W głosowaniu wzięło udział 294 z 300 deputowanych. Do przyjęcia wniosku konieczne było 151 głosów.
Jeden z deputowanych koalicji rządowej był chory i nie wziął udziału w głosowaniu, drugi zaś, reprezentujący centrolewicowy PASOK, głosował za przyjęciem wniosku, za co został usunięty z partii.
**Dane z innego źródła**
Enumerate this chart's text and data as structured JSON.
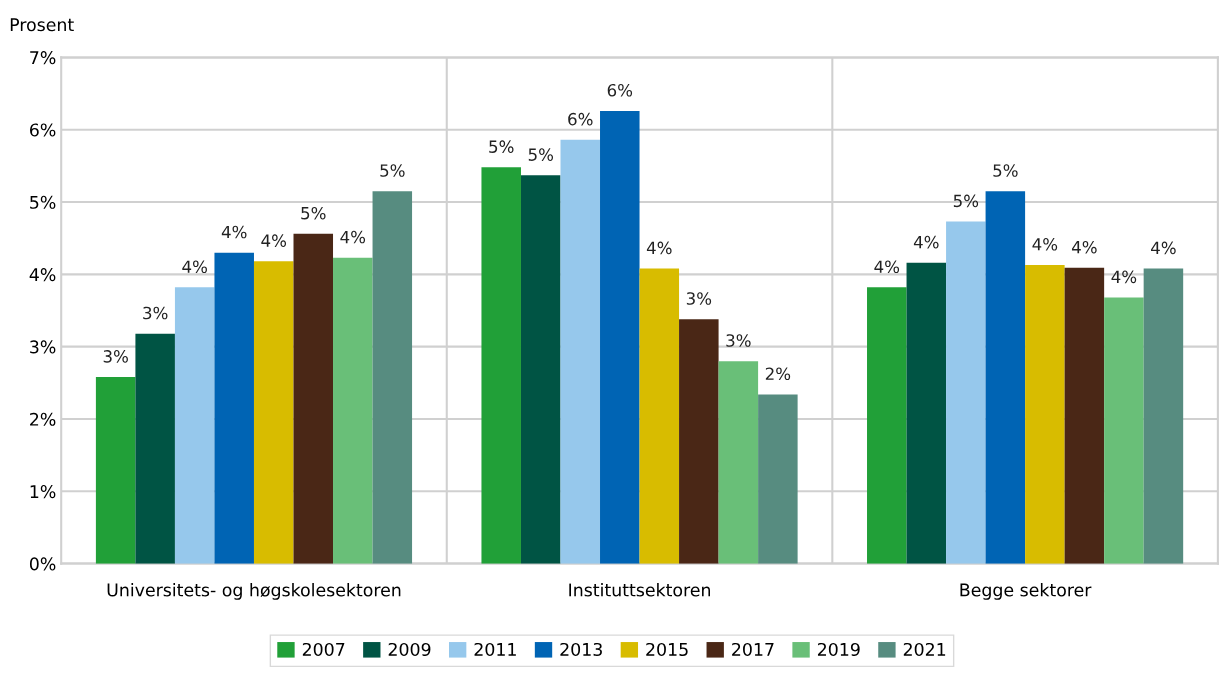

Radości z wyniku głosowania nie krył premier Antonis Samaras, lider centroprawicowej Nowej
Demokracji (ND). - Rząd wychodzi z tej batalii silniejszy - oświadczył Samaras i zapewnił, że
będzie kontynuował swoją pracę.
Premier zarzucił opozycyjnej Koalicji Radyklanej Lewicy, że próbuje pogrzebać każdą reformę oraz
wywołać niepokoje społeczne i doprowadzić do upadku rządu. - Tak jednak się nie stanie - powiedział
Samaras. - Wkrótce nasz kraj wyjdzie z kryzysu i naród dobrze o tym wie - zapewniał szef rządu
przed kamerami greckiej telewizji.
Lider SIRYZY Alexis Tsipras oświadczył w parlamencie, że jego partia chce zapobiec gospodarczej
katastrofie i osłabieniu demokracji. Zarzucił, że prowadzona przez rząd i pożyczkodawców polityka
oszczędności jest "barbarzyńska" i prowadzi do pogłębienia podziałów społecznych.Podczas debaty, przed parlamentem w Atenach przeciwko rządowi i polityce oszczędności protestowało
około 3 tysięcy osób. Nie doszło do poważniejszych incydentów.